- Fix various missing end tags and mismatched tags
- Also add closing slash to various empty tags (<br> => <br/>, <input> => <input/>...)
- Replace some html entities with the actual UTF-8 characters; This looks nicer and makes it easier to run xmllint on the output.
Details
- Reviewers
cmatthews kristof.beyls - Commits
- rL306360: Fix missing/mismatched html tags
Diff Detail
- Repository
- rL LLVM
Event Timeline
It would be wonderful if we could programmatically check these during testing. Thanks Matthias!

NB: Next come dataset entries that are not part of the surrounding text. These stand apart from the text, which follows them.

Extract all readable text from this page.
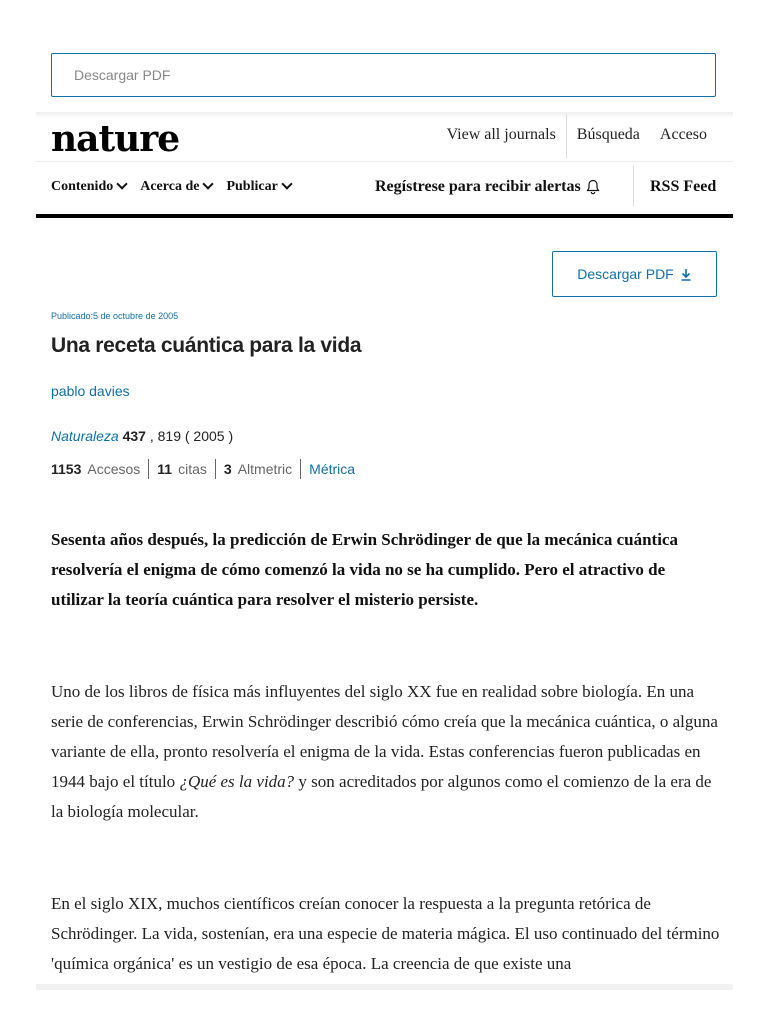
Descargar PDF
nature	View all journals	Búsqueda	Acceso
Contenido Acerca de Publicar	Regístrese para recibir alertas	RSS Feed
Descargar PDF
Publicado:5 de octubre de 2005
Una receta cuántica para la vida
pablo davies
Naturaleza 437 , 819 ( 2005 )
1153 Accesos 11 citas 3 Altmetric Métrica

Sesenta años después, la predicción de Erwin Schrödinger de que la mecánica cuántica resolvería el enigma de cómo comenzó la vida no se ha cumplido. Pero el atractivo de utilizar la teoría cuántica para resolver el misterio persiste.

Uno de los libros de física más influyentes del siglo XX fue en realidad sobre biología. En una serie de conferencias, Erwin Schrödinger describió cómo creía que la mecánica cuántica, o alguna variante de ella, pronto resolvería el enigma de la vida. Estas conferencias fueron publicadas en 1944 bajo el título ¿Qué es la vida? y son acreditados por algunos como el comienzo de la era de la biología molecular.

En el siglo XIX, muchos científicos creían conocer la respuesta a la pregunta retórica de Schrödinger. La vida, sostenían, era una especie de materia mágica. El uso continuado del término 'química orgánica' es un vestigio de esa época. La creencia de que existe una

I had to make the tags XML-compliant in the daily report page to make testing its content in tests/server/ui/V4Pages.py possible using the Python built-in xml parser (see functions check_nr_machines_reported and get_xml_tree).
So, in other words, I think checking this programmatically would probably be easy and boil down to parsing every HTML page using the Python built-in xml parser, see function get_xml_tree pointed to in the sentence above.
Adding the tests would be easy (you could easy tweak the V4Pages script to not just check the presence of pages but also the well-formedness). Unforunately I had to give up the approach of validating XML for now:
The flask WTForms stuff only outputs HTML5 and has no option (at least nothing without a lot of hackery accessible according to my websearches) that outputs XHTML, so it produces <input> elements that aren't properly closed according to xml rules.
For the record: I just added an optional integration to pytidylib/tidy-html5 that checks lnt pages for html problems (r312061). It can be used with lnt -Dtidylib=1.
Very nice! Thanks for all the cleanups and improvements you've been making to LNT lately!
I guess there's a chance tidylib might be better than just aiming to parse XHTML as proper XML, as it may go beyond what an XML validator is capable of, by being written specifically for HTML?
I would have preferred simpler xml validation too, in fact that is what I tried first. In the end I failed with that approach because the WTForms library that we use only outputs HTML5 and has no way to produce XHTML, thus resulting in unclosed <input> tags without an good way to fix it. So various pages with forms on them will fail xml validation right now.
So the best thing I could find was the tidylib/tidy-html5 combination.